PE and VE gelcoats that you use on a mold surface are designed for continuous lamination. You spray it, let it cure, and then laminate over it. They do have "open" windows - the time between initial cure and when the surface becomes too cured for reliable bonding. My suppliers have always said from the time it is solidly gelled up to about 12 hours.

PE and VE resins have different open windows depending on the specific chemistry. DCPD poyester resins have an open time of 24 hours whereas some other PE's and VE's can have 72 hours or even more open time.

Don't get too caught up with the term tacky. With both gelcoat and resin, tackiness is not the important measure. Each resin can have more or less tackiness when compared with another and still be bondable. What is important is the chemical makeup. Obviously, you can't "feel" the chemistry but that is really what determines the available open time.
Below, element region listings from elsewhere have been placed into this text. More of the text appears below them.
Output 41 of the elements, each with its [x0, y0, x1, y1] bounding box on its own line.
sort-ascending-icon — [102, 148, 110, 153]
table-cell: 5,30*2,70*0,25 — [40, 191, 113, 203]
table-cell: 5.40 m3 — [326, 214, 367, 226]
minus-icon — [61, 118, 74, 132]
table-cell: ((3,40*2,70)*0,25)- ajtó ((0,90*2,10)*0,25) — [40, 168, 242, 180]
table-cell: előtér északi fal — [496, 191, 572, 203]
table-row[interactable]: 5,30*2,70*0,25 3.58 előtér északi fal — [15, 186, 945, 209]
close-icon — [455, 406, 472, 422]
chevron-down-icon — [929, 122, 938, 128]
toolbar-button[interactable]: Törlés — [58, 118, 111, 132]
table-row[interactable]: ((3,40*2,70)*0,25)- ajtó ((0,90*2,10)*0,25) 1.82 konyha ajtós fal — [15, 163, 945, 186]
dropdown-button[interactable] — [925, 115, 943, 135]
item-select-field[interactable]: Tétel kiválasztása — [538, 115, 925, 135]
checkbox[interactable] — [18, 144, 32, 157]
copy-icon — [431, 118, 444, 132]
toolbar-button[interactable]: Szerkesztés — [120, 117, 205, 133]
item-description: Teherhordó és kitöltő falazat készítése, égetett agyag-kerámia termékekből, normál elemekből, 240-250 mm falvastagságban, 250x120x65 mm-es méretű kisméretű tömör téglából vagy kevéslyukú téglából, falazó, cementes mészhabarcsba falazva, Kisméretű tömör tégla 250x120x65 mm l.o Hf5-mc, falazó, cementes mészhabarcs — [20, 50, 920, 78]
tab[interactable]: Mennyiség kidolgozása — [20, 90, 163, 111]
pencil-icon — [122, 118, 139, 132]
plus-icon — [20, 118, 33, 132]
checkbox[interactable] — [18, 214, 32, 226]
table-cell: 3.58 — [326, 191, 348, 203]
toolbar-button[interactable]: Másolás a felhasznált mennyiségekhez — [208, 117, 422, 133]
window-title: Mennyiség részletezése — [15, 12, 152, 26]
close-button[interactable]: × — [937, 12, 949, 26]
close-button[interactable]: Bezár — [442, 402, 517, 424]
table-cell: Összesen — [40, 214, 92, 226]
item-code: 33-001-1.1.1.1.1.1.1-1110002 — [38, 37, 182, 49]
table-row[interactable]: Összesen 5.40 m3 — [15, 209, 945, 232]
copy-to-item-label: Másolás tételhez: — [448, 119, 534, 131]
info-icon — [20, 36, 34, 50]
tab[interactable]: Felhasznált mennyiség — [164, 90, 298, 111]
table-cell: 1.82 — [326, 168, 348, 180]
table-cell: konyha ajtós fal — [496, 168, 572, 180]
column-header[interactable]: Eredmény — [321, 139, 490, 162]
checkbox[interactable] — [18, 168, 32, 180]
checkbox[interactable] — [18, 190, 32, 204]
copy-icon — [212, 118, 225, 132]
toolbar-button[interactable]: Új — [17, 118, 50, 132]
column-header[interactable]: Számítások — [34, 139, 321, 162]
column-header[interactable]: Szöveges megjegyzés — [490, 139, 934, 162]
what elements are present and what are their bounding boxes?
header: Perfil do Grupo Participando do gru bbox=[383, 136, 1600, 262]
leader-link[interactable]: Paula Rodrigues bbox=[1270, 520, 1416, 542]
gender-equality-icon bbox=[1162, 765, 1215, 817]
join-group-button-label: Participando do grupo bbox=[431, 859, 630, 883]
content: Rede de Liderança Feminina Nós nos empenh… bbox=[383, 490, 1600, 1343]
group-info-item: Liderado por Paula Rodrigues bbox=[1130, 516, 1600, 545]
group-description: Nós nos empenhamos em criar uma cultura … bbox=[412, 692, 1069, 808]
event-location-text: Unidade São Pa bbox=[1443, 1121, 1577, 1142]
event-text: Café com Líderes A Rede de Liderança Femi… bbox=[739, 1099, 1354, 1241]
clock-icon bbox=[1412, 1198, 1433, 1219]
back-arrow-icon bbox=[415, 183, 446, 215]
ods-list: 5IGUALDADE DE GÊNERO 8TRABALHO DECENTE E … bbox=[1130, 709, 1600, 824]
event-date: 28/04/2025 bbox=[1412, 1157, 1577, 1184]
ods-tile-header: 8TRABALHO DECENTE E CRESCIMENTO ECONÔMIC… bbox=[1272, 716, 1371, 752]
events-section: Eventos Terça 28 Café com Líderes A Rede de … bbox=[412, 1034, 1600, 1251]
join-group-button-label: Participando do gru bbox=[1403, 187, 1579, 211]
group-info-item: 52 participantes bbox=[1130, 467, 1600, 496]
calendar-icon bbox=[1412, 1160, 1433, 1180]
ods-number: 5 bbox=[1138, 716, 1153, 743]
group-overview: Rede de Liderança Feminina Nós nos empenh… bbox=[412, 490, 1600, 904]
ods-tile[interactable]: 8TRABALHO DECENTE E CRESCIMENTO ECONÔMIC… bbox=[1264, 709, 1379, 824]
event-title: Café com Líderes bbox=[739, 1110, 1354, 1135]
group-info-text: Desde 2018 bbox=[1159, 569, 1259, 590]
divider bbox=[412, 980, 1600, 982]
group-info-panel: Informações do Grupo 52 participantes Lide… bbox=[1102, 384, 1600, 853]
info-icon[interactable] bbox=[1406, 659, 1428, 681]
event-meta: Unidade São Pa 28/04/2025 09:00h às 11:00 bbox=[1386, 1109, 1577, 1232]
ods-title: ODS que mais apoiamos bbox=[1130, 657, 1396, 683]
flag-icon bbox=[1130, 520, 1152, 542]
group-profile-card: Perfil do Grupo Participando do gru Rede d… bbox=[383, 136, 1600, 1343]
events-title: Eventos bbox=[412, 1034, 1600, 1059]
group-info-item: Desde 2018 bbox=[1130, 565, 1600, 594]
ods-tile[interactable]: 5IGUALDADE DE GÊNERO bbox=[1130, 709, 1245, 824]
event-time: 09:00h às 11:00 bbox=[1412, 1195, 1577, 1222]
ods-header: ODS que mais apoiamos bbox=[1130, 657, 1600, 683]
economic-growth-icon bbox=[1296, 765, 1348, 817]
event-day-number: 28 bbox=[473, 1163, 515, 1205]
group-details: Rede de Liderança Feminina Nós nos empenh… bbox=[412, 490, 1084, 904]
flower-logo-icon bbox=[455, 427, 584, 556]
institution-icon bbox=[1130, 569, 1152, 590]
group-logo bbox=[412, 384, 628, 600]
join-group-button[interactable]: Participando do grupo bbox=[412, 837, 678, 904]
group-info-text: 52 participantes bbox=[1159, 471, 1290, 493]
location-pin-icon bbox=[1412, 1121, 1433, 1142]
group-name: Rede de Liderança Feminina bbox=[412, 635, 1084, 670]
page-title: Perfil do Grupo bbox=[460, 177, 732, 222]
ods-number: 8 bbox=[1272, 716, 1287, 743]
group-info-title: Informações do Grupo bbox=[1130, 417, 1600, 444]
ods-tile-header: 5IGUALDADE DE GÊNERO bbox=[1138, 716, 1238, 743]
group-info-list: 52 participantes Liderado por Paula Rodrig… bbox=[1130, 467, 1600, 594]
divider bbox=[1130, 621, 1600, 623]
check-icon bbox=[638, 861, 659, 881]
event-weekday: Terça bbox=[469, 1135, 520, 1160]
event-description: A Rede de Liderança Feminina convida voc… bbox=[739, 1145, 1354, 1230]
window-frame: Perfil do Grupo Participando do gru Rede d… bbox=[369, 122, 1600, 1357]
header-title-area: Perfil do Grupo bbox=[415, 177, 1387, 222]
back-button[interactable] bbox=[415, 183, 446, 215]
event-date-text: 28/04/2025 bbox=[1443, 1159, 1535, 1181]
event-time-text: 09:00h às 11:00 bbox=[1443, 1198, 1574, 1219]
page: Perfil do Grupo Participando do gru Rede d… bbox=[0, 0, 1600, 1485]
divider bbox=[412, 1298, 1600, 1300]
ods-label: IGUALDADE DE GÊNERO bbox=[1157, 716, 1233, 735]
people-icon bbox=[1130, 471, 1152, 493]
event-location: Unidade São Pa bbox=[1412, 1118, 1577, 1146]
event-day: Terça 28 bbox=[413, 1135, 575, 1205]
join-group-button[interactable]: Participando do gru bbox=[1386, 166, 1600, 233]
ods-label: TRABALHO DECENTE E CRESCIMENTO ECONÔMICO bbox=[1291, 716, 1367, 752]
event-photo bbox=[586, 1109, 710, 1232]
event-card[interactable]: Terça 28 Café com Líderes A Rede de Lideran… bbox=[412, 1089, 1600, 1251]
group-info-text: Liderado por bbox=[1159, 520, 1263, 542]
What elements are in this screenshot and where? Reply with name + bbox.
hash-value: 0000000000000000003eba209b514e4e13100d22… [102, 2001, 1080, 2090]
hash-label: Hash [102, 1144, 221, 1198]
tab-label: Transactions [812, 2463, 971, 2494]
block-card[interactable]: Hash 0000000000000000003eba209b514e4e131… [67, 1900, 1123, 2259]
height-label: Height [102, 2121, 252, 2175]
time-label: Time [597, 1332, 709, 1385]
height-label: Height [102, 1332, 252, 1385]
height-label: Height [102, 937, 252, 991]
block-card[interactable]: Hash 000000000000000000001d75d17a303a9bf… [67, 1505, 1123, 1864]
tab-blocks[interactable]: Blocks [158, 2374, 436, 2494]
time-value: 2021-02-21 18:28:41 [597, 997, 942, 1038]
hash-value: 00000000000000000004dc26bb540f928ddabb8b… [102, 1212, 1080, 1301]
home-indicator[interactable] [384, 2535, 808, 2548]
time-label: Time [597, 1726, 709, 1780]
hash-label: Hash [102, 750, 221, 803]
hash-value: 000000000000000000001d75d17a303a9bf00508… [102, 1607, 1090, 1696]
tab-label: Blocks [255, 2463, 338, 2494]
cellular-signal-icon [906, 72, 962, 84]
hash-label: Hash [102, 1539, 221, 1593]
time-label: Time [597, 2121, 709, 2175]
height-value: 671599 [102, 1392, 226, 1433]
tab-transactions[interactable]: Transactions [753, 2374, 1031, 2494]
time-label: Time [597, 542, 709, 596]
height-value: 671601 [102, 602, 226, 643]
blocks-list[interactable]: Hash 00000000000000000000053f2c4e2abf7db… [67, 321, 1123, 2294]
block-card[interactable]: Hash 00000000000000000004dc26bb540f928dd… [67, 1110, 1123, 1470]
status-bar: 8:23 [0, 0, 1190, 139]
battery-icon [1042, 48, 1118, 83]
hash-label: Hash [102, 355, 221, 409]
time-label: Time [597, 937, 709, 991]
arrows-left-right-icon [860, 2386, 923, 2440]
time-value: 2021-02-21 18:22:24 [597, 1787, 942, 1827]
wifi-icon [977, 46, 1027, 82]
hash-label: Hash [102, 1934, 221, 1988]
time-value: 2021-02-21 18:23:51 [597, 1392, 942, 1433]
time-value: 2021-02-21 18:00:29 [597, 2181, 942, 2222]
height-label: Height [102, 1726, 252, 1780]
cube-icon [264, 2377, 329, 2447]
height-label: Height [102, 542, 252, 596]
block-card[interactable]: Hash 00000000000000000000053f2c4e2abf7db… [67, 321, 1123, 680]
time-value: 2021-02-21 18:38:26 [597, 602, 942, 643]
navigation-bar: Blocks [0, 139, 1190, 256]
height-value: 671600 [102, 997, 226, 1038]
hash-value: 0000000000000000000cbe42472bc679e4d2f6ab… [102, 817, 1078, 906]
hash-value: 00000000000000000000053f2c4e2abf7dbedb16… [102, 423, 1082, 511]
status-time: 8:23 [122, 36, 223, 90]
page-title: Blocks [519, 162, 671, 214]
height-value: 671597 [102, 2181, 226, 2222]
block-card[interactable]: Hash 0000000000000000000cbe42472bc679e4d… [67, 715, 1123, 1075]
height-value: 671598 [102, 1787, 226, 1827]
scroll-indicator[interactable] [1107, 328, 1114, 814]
On your question about the gelcoat against the mold, yes, that surface will be fully cured. The cure of PE's and VE's, unless modified by additives, are air inhibited. That means a surface exposed to air won't fully cure. This allows for good chemical bonding in secondary operations. Surfaces against molds or covered by impermeable films fully cure. Likewise, additives can "seal" the surface and provide full cure.

Your question about Duratec is related to additives. There are multiple types of additives that can be used to achieve cure. The most well known additive is probably wax (paraffin dissolved in styrene). There are also additives that are more chemical in nature. Duratec uses these chemical additives. Wax additives need to be removed completely or else your bond suffers. The chemical additives vary in secondary bond issues - some don't affect bond and some do. It's been my experience that secondary bonding resin is also a factor. Epoxies may need less surface prep than PE and VE. I would thoroughly test your materials before jumping in with both feet.

Finally, I note that you said you are trying to use polyester resin as a gelcoat. If I'm reading this right, you might find coating the mold surface with straight resin will be hard to achieve. Resin, being rather thin, doesn't always stay where you put it. It runs, it fish-eyes, it separates. It's not made for coating mold surfaces.